Дома все изменилось: сад, казалось, расцвел пуще прежнего, зелени стало больше, а вот деревья – наоборот, стали меньше. А может быть, это просто я стал Большим человеком. Краска на доме облупилась, и стены обросли пушистым мхом, как будто за домом никто не ухаживал. Но окна были открыты, а значит – внутри кто-то был.
Я звонил слишком долго, чтобы не потерять терпение, и уже развернулся и отправился прочь, проклиная все, что было причастно к этому делу, но дверь со скрипом открылась, и меня окликнули по имени. Обернувшись, я увидел на пороге полного, обросшего мужчину, стоящего, подперев рукой дверной косяк. На нем были грязные синие кальсоны и не менее грязная лапшовая майка. Длинные волосы спадали на красное распухшее лицо.
Этого человека я когда-то называл отцом.
Собравшись с силами, я подошел к дому и протянул руку этому мужчине. Он ответил на мое приветствие противным, мокрым рукопожатием и пригласил в дом. Несмотря на то, что он еле стоял на ногах, он предложил мне выпить и, когда я отказался, странно хихикнул и промямлил что-то о том, что я всегда был образцом для подражания. Себе он налил темно-красную настойку и уселся на диван напротив меня, забросив ноги на невысокий стол.
Мне был противен этот мужчина. Я никогда не говорил, что люблю его, никогда не признавал его и никогда не мирился с тем, что должен делить с ним крышу своего дома. Может быть, он чувствовал это, и поэтому так просто избавился от меня. Но я не заметил, чтобы он смотрел на меня тогда как на сына. Я не заметил, чтобы в его глазах блестела гордость при виде меня теперешнего – человека, каким я стал, окончив пансионат. Самостоятельный. Уверенный. Независимый. Все, что я видел – распухшего от слишком долгого запоя мужчину, наплевавшего на себя и на все вокруг. Никогда не думал, что он станет таким, если его жена умрет.

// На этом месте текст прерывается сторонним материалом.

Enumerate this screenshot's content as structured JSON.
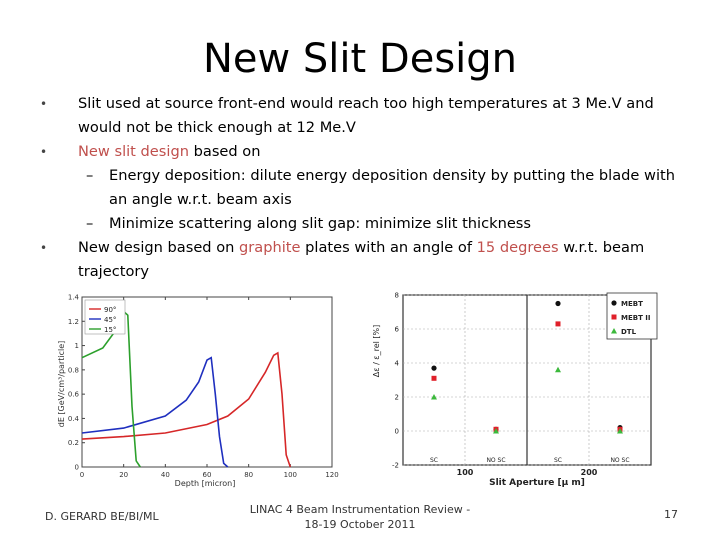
{
  "title": "New Slit Design",
  "bullets": {
    "b1": "Slit used at source front-end would reach too high temperatures at 3 Me.V and would not be thick enough at 12 Me.V",
    "b2_hl": "New slit design",
    "b2_rest": " based on",
    "s1": "Energy deposition: dilute energy deposition density by putting the blade with an angle w.r.t. beam axis",
    "s2": "Minimize scattering along slit gap: minimize slit thickness",
    "b3_a": "New design based on ",
    "b3_hl1": "graphite",
    "b3_b": " plates with an angle of ",
    "b3_hl2": "15 degrees",
    "b3_c": " w.r.t. beam trajectory",
    "bullet_glyph": "•",
    "dash_glyph": "–"
  },
  "footer": {
    "left": "D. GERARD  BE/BI/ML",
    "center_line1": "LINAC 4 Beam Instrumentation Review -",
    "center_line2": "18-19 October 2011",
    "page": "17"
  },
  "colors": {
    "accent": "#c0504d"
  },
  "chart_data": [
    {
      "type": "line",
      "xlabel": "Depth [micron]",
      "ylabel": "dE [GeV/cm³/particle]",
      "xlim": [
        0,
        120
      ],
      "ylim": [
        0,
        1.4
      ],
      "x_ticks": [
        "0",
        "20",
        "40",
        "60",
        "80",
        "100",
        "120"
      ],
      "y_ticks": [
        "0",
        "0.2",
        "0.4",
        "0.6",
        "0.8",
        "1",
        "1.2",
        "1.4"
      ],
      "legend": "top-left",
      "series": [
        {
          "name": "90°",
          "color": "#d62728",
          "x": [
            0,
            20,
            40,
            60,
            70,
            80,
            88,
            92,
            94,
            96,
            98,
            100
          ],
          "y": [
            0.23,
            0.25,
            0.28,
            0.35,
            0.42,
            0.56,
            0.78,
            0.92,
            0.94,
            0.6,
            0.1,
            0
          ]
        },
        {
          "name": "45°",
          "color": "#1f2fbf",
          "x": [
            0,
            20,
            40,
            50,
            56,
            60,
            62,
            64,
            66,
            68,
            70
          ],
          "y": [
            0.28,
            0.32,
            0.42,
            0.55,
            0.7,
            0.88,
            0.9,
            0.6,
            0.25,
            0.03,
            0
          ]
        },
        {
          "name": "15°",
          "color": "#2ca02c",
          "x": [
            0,
            10,
            16,
            20,
            22,
            24,
            26,
            28
          ],
          "y": [
            0.9,
            0.98,
            1.12,
            1.28,
            1.25,
            0.5,
            0.05,
            0
          ]
        }
      ]
    },
    {
      "type": "scatter",
      "xlabel": "Slit Aperture [μ m]",
      "ylabel": "Δε / ε_rel [%]",
      "categories": [
        "SC",
        "NO SC",
        "SC",
        "NO SC"
      ],
      "x_ticks": [
        "100",
        "200"
      ],
      "y_ticks": [
        "-2",
        "0",
        "2",
        "4",
        "6",
        "8"
      ],
      "ylim": [
        -2,
        8
      ],
      "grid": true,
      "legend": "top-right",
      "series": [
        {
          "name": "MEBT",
          "color": "#111111",
          "marker": "circle",
          "values": [
            3.7,
            0.1,
            7.5,
            0.2
          ]
        },
        {
          "name": "MEBT II",
          "color": "#e0202a",
          "marker": "square",
          "values": [
            3.1,
            0.1,
            6.3,
            0.1
          ]
        },
        {
          "name": "DTL",
          "color": "#3cb93c",
          "marker": "triangle",
          "values": [
            2.0,
            0.0,
            3.6,
            0.0
          ]
        }
      ]
    }
  ]
}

А, кстати, из-за чего она погибла?
Я не помню. Он говорил, её погубила инфекция. Он говорил, что она подхватила ее давно, еще когда была беременна, эта инфекция пожирала ее изнутри долгие пять лет, и вот совсем недавно…
На этом его слова стали похожи на мычание коровы, на скулеж собаки, на сирену пожарной машины, но никак не на человеческую речь.
Но меня беспокоило вот что: он сказал, что она заболела пять лет назад. Когда была беременна. Когда я уехал.
- У вас родился ребенок? – уточнил я.
- Родился… как же… из-за него Лора подхватила болезнь… Из-за него она отказалась от лечения, из-за этого ребенка… Она так хотела своего, собственного, что пожертвовала собой, понимаешь? Выбор встал: либо ее лечить, либо его… донашивать…А она не слушала меня! Все говорила, что воплотится в нем, ее душа… которую боги подарят новорожденному… пришедшему… - он вновь начал бубнить что-то нечленораздельное, а потом сделал глоток своей дряни и замолчал.
В любом случае, история этой семьи заканчивалась для меня там, где начиналось окошко для подписи на бланке завещания. Не сказать, что я слишком нуждался в этих деньгах, но ведь я собирался встать на ноги, а эти деньги принадлежали мне по закону. Достались мне от моего настоящего отца.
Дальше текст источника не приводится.